Conversation
THEODORE ZELDIN, De la conversation, Comment parler peut changer votre vie, Fayard, Paris 1999
*******
Dans les Propos sur le bonheur, Alain écrivait:
"(...) il est plus facile de gouverner directement l'humeur des autres que la sienne propre et qui manie avec précaution l'humeur de l'interlocuteur est médecin de la sienne propre par ce moyen ; car, dans la conversation ainsi que dans la danse, chacun est le miroir de l'autre.
*******
De l'esprit dans la conversation (Vauvenargues)

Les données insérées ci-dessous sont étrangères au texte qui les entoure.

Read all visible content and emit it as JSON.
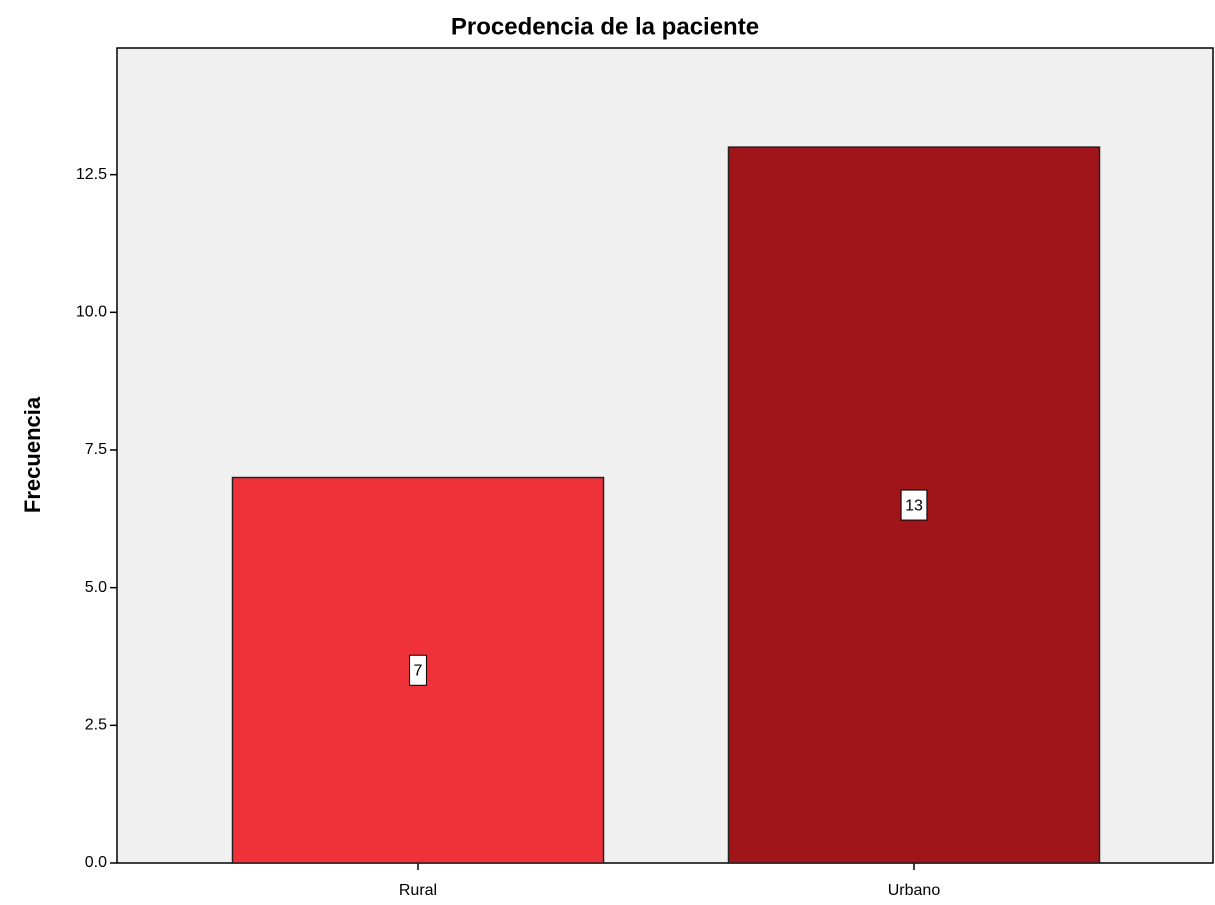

«Le mot de saillie vient de sauter: avoir des saillies, c’est passer sans gradation d’une idée à une autre qui peut s’y allier: c’est saisir les rapports des choses les plus éloignées; ce qui demande sans doute de la vivacité et un esprit agile. Ces transitions soudaines et inattendues causent toujours une grande surprise : si elles se portent à quelque chose de plaisant, elles excitent à rire ; si à quelque chose de profond, elles étonnent; si à quelque chose de grand, elles élèvent. Mais ceux qui ne sont pas capables de s’élever, ou de pénétrer d’un coup d’œil des rapports trop approfondis, n’admirent que ces rapports bizarres et sensibles que les gens du monde saisissent si bien. Et le philosophe, qui rapproche par de lumineuses sentences les vérités en apparence les plus séparées, réclame inutilement contre cette injustice: les hommes frivoles, qui ont besoin de temps pour suivre ces grandes démarches de la réflexion, sont dans une espèce d’impuissance de les admirer, attendu que l’admiration ne se donne qu’à la surprise, et vient rarement par degrés.

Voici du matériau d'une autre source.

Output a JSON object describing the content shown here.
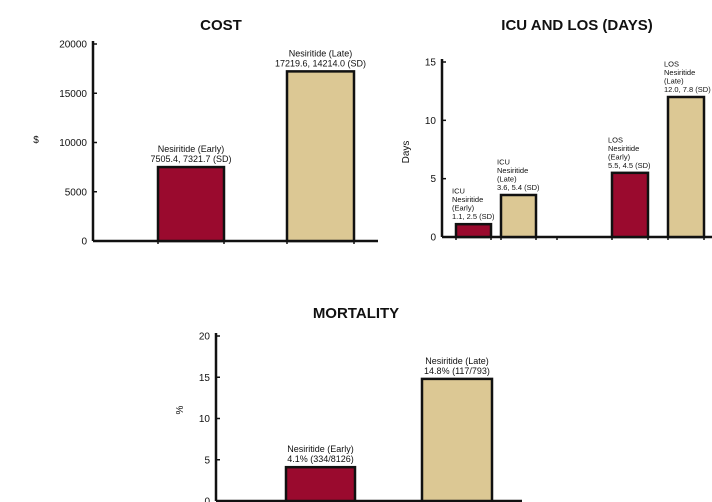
{
  "colors": {
    "early": "#9a0a2e",
    "late": "#dcc894",
    "axis": "#111111"
  },
  "chart_data": [
    {
      "id": "cost",
      "type": "bar",
      "title": "COST",
      "ylabel": "$",
      "ylim": [
        0,
        20000
      ],
      "yticks": [
        "0",
        "5000",
        "10000",
        "15000",
        "20000"
      ],
      "bars": [
        {
          "name": "Nesiritide (Early)",
          "value": 7505.4,
          "label_lines": [
            "Nesiritide (Early)",
            "7505.4, 7321.7 (SD)"
          ],
          "color": "#9a0a2e"
        },
        {
          "name": "Nesiritide (Late)",
          "value": 17219.6,
          "label_lines": [
            "Nesiritide (Late)",
            "17219.6, 14214.0 (SD)"
          ],
          "color": "#dcc894"
        }
      ]
    },
    {
      "id": "icu_los",
      "type": "bar",
      "title": "ICU AND LOS (DAYS)",
      "ylabel": "Days",
      "ylim": [
        0,
        15
      ],
      "yticks": [
        "0",
        "5",
        "10",
        "15"
      ],
      "bars": [
        {
          "name": "ICU Nesiritide (Early)",
          "value": 1.1,
          "label_lines": [
            "ICU",
            "Nesiritide",
            "(Early)",
            "1.1, 2.5 (SD)"
          ],
          "color": "#9a0a2e"
        },
        {
          "name": "ICU Nesiritide (Late)",
          "value": 3.6,
          "label_lines": [
            "ICU",
            "Nesiritide",
            "(Late)",
            "3.6, 5.4 (SD)"
          ],
          "color": "#dcc894"
        },
        {
          "name": "LOS Nesiritide (Early)",
          "value": 5.5,
          "label_lines": [
            "LOS",
            "Nesiritide",
            "(Early)",
            "5.5, 4.5 (SD)"
          ],
          "color": "#9a0a2e"
        },
        {
          "name": "LOS Nesiritide (Late)",
          "value": 12.0,
          "label_lines": [
            "LOS",
            "Nesiritide",
            "(Late)",
            "12.0, 7.8 (SD)"
          ],
          "color": "#dcc894"
        }
      ]
    },
    {
      "id": "mortality",
      "type": "bar",
      "title": "MORTALITY",
      "ylabel": "%",
      "ylim": [
        0,
        20
      ],
      "yticks": [
        "0",
        "5",
        "10",
        "15",
        "20"
      ],
      "bars": [
        {
          "name": "Nesiritide (Early)",
          "value": 4.1,
          "label_lines": [
            "Nesiritide (Early)",
            "4.1% (334/8126)"
          ],
          "color": "#9a0a2e"
        },
        {
          "name": "Nesiritide (Late)",
          "value": 14.8,
          "label_lines": [
            "Nesiritide (Late)",
            "14.8% (117/793)"
          ],
          "color": "#dcc894"
        }
      ]
    }
  ]
}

Les saillies tiennent en quelque sorte dans l’esprit le même rang que l’humeur peut avoir dans les passions. Elles ne supposent pas nécessairement de grandes lumières, elles peignent le caractère de l’esprit. Ainsi ceux qui approfondissent vivement les choses, ont des saillies de réflexion; les gens d’une imagination heureuse, des saillies d’imagination; d’autres, des saillies de mémoire; les méchants, des méchancetés; les gens gais, des choses plaisantes, etc.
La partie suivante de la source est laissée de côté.